Ideally the parameters would still be separated, so that their length could vary independently. Is there an administratively traceable / aesthetically pleasing way to do this?


Solution

  • Maybe you could reduce a lot your question's length and increase readability by giving a minimal reproducible example! ;)

    If I understood well your issue:

    To avoid to handle a "messy" set of parameters, I often create two small functions such as param2minimizer and its opposite minimizer2param. These functions make the job of organizing all the parameters for the minimizer.

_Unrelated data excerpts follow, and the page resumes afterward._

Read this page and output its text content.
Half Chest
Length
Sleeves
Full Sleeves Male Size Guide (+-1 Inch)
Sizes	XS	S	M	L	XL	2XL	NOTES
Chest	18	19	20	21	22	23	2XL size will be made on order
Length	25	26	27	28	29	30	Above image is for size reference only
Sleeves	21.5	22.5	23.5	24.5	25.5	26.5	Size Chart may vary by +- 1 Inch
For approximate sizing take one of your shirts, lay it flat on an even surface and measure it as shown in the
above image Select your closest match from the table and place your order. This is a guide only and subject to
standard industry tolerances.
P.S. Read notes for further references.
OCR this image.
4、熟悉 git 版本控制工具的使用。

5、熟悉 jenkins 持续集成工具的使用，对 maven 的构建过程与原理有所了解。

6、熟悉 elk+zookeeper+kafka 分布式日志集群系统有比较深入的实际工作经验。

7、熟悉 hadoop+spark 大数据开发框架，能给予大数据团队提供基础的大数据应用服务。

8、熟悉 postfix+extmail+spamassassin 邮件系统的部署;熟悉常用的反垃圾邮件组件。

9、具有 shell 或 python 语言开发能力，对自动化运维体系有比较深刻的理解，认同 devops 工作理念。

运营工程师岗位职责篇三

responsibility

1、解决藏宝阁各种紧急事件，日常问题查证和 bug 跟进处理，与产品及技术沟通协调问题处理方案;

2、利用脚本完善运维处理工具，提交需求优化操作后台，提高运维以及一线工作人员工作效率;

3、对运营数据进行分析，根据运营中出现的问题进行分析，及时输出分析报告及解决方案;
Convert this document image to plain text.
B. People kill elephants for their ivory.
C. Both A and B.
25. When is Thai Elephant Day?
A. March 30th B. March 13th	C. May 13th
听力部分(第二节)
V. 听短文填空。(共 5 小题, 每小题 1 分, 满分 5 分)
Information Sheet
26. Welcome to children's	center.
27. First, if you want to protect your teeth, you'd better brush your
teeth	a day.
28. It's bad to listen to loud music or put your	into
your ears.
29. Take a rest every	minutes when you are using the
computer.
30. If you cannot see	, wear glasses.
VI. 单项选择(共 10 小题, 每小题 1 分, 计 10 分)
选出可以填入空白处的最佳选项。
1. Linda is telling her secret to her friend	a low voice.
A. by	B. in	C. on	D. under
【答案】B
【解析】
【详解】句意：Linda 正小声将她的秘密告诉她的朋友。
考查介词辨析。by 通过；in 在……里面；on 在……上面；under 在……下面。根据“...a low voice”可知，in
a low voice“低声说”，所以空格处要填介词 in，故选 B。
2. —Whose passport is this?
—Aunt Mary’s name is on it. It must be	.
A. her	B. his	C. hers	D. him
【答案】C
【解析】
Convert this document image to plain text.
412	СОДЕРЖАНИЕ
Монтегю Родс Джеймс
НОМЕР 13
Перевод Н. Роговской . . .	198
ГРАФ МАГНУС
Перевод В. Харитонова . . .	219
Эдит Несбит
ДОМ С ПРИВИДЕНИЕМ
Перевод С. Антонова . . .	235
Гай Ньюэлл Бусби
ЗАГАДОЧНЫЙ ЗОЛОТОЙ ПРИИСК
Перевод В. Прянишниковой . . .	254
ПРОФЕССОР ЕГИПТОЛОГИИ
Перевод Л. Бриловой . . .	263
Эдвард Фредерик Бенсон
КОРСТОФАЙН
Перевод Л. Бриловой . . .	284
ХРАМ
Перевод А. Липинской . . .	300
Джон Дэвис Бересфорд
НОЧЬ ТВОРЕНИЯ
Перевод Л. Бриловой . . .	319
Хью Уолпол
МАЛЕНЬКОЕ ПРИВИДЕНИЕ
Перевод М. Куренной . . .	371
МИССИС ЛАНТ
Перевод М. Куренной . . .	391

The code is then much easier to understand.

    For example, let's say you want to optimize any number of [base,height] couples

    def param2minimizer(bases,heights):
        return np.concatenate((bases,heights))
    
    def minimizer2param(m):
        L = len(m)
        if L%2: raise ValueError("Incompatible length")
        bases = m[0:L//2]
        heights = m[L//2:]
        return bases, heights
    

    You can modify these two functions to match exactly your needs.

    Regarding your question on the number of dimensions of the minimizing variables, you may have a look at the documentation of least_squares. I think it is a better habit to systematically give a vector (1D) and not a matrix (2D), even if a specific minimizer would be 2D permissive. Some minimizers are only 1D permissive, moreover the optimization algorithms are theoretically and often numerically described on a 1D vector of variables. It is safer to use 1D and it conforms more to the usage.